Second, platforms are communications documents, for voters and candidates alike. The words and messaging are meant to both resonate with targeted voters and keep candidates focused on the issues, promises, and language the campaign wants. They seek to tell voters what matters most for them in this campaign by setting out priorities, such as jobs or health care or education. Since 99 per cent of voters do not read a platform in its entirety, simple, activist language with lots of easy-to-follow bullet points is the norm.

Third, platforms are tactical documents, meant to shape the pace and pattern of the election, undermine opponents, while eliminating any weaknesses in your image or positions. The PC platform shows this in action. Releasing it first and early in week one, as Mr. Hudak did, shifted the focus to him and his party capturing the media oxygen that breathes life into every campaign. It undermined any momentum the Liberals had with their own budget just days before. And it addressed, at first at least, lingering doubts about Mr. Hudak's readiness for governing by offering up a coherent plan.

The PC platform actually passes muster from this overall calculus. But, none of this matters if a platform fails to meet the iron rule governing all platforms: do no harm. An unexpected mistake, contradiction, or just an unambiguous promise can grow into something more meaningful and menacing to a campaign.
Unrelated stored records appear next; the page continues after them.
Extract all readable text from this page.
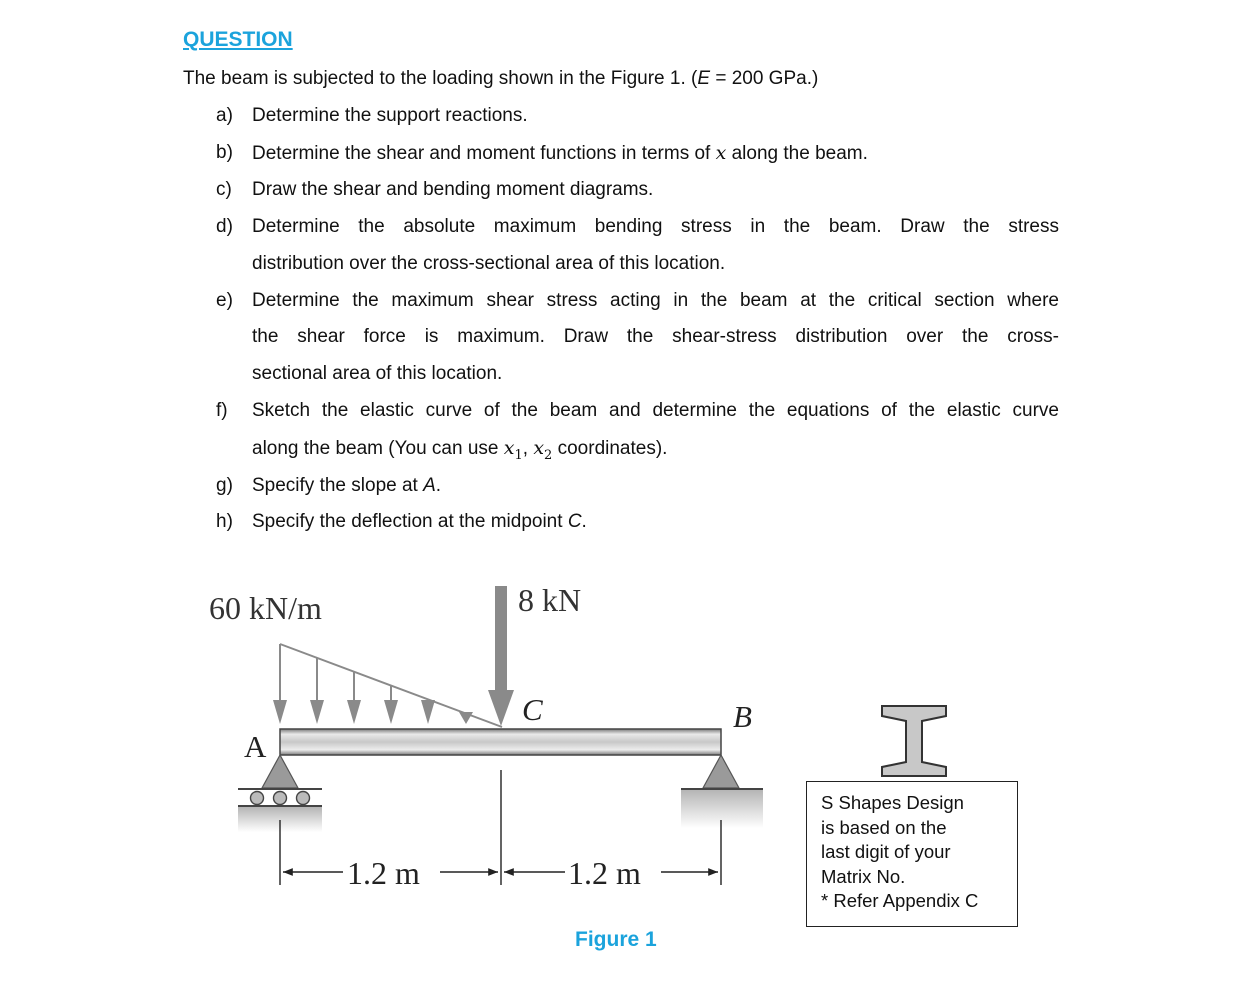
QUESTION
The beam is subjected to the loading shown in the Figure 1. (E = 200 GPa.)
a) Determine the support reactions.
b) Determine the shear and moment functions in terms of x along the beam.
c) Draw the shear and bending moment diagrams.
d) Determine the absolute maximum bending stress in the beam. Draw the stress
distribution over the cross-sectional area of this location.
e) Determine the maximum shear stress acting in the beam at the critical section where
the shear force is maximum. Draw the shear-stress distribution over the cross-
sectional area of this location.
f) Sketch the elastic curve of the beam and determine the equations of the elastic curve
along the beam (You can use $x_1$, $x_2$ coordinates).
g) Specify the slope at A.
h) Specify the deflection at the midpoint C.
60 kN/m	8 kN
C
A
B
1.2 m	1.2 m
Figure 1
S Shapes Design
is based on the
last digit of your
Matrix No.
* Refer Appendix C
That is what the Ontario PCs now face. The promise to cut 100,000 government jobs was meant to be controversial. The million new jobs promise was not.

It is not often a party and a leader have so personified an election platform. Jean Chrétien did with his 1993 federal election Red Book and, of course in Ontario, Mike Harris did with his Common Sense Revolution in 1995. Both were successful.

Mr. Hudak and his platform are now one.

This makes it impossible for the PC leader to disown any or all of his platform, even if he was so inclined. Voters may prove to have a more benign view of the significance of this current controversy. Lots else can happen between now and June 12th.

However this turns out, one thing is clear. Mr. Hudak has the campaign he sought. But his opponents now think they do too.